Most shockingly, the average length that a patient stayed in the hospital soared in New York relative to the national average. This is extremely telling—because longer hospital stays tend to be not just more costly, but unhealthy: Risks of infection, among much else, are lower for patients who recover at home.
But New York hospitals were in a "medical arms race," chasing every new health-care fad—aware that if they invested in the wrong services or technology, the state would bail them out. Even when the state ended the rate-setting regime in the mid '90s, Albany bowed to political pressure and kept on heavily subsidizing troubled and underused hospitals.
The costs have left state and local budgets groaning. New York's Medicaid program is nearly twice as expensive as any other state's—without making us any more healthy.
And the state has taken to plundering the private-insurance system to help cover its costs. To subsidize hospitals, it piles taxes on private health premiums and on hospital bills—further driving up health-care costs at a time when more and more employers and workers are struggling to afford insurance.
In effect, New York is caught in a vicious cycle: The more it spends to subsidize hospitals that can't make it on their own, the more it raises health-care costs with taxes and surcharges—driving people off private insurance and into state-subsidized plans, thereby boosting the state's own health-care outlays. Only by letting the system shrink to the right size can the state begin to break this cycle.
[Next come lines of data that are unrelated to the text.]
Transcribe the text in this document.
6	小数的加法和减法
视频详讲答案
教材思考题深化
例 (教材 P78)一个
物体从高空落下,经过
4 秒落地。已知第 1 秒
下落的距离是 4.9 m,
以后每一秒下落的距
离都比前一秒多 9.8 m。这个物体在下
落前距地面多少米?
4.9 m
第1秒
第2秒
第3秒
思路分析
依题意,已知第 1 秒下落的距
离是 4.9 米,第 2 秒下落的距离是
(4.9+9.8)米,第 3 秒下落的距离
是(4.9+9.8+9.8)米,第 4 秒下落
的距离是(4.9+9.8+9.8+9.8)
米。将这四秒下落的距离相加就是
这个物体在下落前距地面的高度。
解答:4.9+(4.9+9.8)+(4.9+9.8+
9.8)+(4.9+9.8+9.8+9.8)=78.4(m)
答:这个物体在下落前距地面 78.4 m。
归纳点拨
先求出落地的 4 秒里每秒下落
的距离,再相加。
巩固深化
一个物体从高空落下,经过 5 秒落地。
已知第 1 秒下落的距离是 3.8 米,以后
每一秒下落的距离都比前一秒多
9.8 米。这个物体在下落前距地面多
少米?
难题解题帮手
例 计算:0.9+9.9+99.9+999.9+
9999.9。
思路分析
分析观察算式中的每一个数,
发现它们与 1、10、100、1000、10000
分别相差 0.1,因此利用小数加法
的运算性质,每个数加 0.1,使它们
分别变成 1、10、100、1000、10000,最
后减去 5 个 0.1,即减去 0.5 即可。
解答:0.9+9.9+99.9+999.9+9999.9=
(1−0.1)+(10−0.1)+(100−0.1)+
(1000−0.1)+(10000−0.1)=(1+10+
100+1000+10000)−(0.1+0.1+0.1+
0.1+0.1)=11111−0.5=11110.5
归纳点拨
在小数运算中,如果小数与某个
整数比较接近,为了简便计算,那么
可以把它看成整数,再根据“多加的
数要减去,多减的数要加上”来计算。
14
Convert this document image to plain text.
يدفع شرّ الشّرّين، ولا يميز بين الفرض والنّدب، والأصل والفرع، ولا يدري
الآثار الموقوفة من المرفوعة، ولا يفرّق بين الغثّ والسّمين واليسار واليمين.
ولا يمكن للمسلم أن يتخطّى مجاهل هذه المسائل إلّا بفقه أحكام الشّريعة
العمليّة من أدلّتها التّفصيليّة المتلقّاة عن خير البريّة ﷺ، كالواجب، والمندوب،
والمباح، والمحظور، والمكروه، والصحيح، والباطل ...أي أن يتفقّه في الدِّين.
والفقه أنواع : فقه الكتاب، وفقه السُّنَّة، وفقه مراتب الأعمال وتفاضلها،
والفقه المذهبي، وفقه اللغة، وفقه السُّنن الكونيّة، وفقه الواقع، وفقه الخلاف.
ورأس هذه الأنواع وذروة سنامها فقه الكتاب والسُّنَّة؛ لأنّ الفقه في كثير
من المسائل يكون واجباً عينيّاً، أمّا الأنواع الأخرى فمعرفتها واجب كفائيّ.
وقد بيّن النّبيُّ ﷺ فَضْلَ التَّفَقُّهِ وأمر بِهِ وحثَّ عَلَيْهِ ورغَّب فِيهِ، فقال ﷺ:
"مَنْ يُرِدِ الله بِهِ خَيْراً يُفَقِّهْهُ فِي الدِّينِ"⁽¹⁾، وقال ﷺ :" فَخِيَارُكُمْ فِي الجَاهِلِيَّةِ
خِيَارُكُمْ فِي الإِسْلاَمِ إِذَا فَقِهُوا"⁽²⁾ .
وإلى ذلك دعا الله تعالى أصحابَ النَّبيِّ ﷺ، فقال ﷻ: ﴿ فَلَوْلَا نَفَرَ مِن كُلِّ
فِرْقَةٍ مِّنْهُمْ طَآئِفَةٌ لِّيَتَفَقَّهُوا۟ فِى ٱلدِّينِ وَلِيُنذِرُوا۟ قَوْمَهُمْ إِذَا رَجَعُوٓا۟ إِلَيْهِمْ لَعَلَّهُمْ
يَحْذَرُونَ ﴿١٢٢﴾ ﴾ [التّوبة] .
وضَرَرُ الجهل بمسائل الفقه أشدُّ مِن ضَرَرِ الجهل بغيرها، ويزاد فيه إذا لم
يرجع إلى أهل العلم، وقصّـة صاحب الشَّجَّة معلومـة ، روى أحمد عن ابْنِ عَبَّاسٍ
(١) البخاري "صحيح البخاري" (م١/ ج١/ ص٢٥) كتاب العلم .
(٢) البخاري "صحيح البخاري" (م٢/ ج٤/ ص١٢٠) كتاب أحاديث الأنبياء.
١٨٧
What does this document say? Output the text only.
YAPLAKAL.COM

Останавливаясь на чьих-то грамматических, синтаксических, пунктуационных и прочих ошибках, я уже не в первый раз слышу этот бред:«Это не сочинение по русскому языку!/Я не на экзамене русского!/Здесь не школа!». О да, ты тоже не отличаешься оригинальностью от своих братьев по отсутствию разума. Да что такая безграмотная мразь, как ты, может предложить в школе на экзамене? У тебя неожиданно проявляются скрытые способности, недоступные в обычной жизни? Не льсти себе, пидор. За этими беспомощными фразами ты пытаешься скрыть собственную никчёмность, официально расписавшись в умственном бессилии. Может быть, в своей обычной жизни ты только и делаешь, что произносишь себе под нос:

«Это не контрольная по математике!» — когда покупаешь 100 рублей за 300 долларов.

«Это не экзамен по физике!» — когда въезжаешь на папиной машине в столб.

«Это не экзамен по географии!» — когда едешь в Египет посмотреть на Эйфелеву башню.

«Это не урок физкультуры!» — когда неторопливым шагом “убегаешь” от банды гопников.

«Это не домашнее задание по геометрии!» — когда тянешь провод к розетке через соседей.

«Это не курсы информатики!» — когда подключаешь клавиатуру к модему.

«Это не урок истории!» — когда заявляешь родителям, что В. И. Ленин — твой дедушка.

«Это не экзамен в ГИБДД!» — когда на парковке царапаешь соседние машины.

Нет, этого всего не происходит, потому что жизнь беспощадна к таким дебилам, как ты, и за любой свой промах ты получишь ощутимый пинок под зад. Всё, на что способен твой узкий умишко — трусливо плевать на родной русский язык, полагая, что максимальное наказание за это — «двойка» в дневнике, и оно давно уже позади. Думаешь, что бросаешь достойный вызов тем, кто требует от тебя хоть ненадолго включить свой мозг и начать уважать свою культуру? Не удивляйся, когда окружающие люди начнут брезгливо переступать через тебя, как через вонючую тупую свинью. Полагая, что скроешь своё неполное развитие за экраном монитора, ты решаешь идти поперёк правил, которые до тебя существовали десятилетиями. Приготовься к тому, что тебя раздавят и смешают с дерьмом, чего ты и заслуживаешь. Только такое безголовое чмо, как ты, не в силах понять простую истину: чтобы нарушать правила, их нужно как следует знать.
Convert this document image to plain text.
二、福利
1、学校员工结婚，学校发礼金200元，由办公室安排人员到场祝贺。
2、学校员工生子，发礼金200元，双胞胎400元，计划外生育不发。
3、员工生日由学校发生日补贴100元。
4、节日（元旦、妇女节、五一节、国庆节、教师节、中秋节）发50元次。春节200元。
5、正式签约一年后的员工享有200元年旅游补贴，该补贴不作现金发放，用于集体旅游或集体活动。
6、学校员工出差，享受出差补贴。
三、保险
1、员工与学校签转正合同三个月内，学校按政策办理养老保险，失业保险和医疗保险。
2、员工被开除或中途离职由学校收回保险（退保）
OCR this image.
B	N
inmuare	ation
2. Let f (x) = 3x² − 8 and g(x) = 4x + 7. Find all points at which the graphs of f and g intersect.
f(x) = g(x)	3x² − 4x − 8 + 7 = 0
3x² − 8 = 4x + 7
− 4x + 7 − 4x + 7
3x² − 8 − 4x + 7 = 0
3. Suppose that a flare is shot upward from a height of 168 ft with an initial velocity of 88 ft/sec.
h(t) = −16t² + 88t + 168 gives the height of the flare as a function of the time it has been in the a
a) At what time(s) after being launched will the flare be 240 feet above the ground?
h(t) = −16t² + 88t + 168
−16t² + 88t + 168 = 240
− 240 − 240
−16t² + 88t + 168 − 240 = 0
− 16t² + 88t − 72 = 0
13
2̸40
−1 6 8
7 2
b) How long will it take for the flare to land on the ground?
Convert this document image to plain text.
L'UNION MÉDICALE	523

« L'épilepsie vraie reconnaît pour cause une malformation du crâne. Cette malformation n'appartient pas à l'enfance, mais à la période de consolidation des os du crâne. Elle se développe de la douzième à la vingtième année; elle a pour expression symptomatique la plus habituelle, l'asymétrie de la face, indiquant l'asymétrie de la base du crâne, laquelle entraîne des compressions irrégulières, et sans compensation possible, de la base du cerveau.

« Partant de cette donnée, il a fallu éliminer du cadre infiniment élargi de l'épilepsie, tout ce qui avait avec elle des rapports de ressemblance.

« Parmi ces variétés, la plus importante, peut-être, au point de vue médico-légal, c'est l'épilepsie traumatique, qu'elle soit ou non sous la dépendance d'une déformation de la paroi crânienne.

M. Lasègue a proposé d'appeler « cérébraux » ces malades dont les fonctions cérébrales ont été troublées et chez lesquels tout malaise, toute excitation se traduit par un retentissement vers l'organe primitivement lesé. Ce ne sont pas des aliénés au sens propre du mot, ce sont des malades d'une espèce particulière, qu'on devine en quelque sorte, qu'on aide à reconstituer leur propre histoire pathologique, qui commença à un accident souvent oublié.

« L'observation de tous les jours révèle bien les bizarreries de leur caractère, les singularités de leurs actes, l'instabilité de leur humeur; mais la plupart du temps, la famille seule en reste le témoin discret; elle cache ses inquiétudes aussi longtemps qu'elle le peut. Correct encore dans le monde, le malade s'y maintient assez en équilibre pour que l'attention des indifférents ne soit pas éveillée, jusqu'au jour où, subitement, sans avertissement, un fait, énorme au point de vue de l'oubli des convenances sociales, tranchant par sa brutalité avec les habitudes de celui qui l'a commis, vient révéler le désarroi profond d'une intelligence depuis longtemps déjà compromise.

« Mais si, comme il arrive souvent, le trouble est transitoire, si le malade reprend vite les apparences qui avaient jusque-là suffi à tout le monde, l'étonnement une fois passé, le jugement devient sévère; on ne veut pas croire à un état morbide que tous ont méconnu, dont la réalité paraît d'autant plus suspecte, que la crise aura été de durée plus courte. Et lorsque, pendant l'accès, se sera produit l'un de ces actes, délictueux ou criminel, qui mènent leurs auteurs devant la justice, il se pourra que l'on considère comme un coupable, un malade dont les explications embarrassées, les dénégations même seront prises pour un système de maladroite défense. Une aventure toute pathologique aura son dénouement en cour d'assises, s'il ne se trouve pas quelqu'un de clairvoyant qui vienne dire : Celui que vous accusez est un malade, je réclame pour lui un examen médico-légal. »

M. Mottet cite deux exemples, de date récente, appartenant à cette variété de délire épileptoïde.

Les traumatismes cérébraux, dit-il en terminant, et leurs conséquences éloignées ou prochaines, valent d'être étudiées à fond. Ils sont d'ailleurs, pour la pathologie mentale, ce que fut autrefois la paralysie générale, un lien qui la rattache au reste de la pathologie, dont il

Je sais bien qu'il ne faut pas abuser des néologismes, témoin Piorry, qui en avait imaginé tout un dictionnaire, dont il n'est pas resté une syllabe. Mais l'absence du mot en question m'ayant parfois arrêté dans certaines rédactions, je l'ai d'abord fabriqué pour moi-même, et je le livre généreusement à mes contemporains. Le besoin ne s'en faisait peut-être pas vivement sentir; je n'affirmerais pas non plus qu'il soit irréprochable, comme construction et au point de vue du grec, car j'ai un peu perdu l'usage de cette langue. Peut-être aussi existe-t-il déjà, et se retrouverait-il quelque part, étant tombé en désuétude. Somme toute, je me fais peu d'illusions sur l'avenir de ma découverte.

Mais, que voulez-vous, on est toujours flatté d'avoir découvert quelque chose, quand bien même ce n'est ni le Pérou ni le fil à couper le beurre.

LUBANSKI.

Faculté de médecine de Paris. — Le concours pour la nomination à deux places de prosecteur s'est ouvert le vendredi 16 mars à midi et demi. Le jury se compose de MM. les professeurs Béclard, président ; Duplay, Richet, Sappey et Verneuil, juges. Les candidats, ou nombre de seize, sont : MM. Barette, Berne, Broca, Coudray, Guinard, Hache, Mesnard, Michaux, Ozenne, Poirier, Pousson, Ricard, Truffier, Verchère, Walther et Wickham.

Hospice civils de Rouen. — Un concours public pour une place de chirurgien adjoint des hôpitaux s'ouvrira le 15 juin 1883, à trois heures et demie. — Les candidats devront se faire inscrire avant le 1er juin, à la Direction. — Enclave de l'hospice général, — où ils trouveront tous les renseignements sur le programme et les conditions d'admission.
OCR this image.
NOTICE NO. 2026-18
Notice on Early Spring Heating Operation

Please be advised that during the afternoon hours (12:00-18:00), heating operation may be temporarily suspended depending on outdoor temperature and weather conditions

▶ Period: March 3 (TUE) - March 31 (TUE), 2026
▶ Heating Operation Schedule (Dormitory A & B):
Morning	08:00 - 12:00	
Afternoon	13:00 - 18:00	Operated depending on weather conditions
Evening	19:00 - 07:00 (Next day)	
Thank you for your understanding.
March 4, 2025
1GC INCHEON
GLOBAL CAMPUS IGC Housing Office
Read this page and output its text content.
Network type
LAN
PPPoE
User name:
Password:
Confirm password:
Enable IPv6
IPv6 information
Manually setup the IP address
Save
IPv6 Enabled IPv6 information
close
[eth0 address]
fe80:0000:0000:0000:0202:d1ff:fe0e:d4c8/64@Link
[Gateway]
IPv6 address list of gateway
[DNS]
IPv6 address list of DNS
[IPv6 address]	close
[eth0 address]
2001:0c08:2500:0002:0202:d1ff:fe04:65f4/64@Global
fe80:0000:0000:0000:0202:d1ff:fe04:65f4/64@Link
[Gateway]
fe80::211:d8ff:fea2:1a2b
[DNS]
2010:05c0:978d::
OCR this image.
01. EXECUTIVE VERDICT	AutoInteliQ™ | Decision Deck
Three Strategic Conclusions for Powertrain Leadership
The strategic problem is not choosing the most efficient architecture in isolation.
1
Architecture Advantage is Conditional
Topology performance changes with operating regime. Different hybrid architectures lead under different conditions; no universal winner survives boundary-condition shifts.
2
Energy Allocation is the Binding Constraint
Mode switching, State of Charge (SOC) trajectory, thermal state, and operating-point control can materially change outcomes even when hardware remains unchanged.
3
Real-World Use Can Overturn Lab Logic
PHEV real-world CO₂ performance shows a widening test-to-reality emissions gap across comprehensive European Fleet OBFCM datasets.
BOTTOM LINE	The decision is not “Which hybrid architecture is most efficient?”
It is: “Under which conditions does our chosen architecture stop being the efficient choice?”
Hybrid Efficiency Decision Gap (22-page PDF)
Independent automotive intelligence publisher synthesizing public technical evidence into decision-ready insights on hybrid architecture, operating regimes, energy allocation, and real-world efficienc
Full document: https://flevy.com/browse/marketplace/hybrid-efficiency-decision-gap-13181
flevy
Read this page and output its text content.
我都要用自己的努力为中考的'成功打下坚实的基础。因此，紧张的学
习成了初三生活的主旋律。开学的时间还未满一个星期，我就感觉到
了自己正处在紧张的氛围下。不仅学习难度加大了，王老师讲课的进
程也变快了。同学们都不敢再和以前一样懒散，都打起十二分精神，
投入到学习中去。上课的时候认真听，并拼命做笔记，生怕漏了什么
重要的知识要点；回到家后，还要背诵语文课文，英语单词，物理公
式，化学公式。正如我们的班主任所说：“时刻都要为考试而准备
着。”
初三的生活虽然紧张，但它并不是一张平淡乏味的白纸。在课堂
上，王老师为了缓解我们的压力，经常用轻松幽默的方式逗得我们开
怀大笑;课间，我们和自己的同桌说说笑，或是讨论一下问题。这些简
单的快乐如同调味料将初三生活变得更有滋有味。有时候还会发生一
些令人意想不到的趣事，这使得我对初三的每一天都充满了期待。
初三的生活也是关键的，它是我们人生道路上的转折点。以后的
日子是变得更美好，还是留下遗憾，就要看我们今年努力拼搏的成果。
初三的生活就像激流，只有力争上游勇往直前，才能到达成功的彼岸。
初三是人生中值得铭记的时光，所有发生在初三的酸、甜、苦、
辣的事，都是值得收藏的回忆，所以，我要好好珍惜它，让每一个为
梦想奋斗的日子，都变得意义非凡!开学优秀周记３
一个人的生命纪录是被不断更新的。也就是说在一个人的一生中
Legislators have until the end of the year to accept the Berger commission's recommendations. If they do, the state gets some $1.5 billion from the federal government to help with closings and consolidations and to aid in financing a shift toward greater use of outpatient facilities.
Even if the state does the right thing there, new Gov. Eliot Spitzer will still have plenty to do on this front, especially in grabbing control of Medicaid costs and making private insurance more affordable. In particular, he'll need to reverse a growing trend: Because Medicaid is the better deal for them, more and more workers are enrolling in Medicaid even though their companies offer private coverage.
State officials have spent 40 years making a mess out of New York health care—producing a system that neither the state and local governments nor private citizens can afford anymore. Something's got to give.
Steven Malanga is a contributing editor of the Manhattan Institute's City Journal.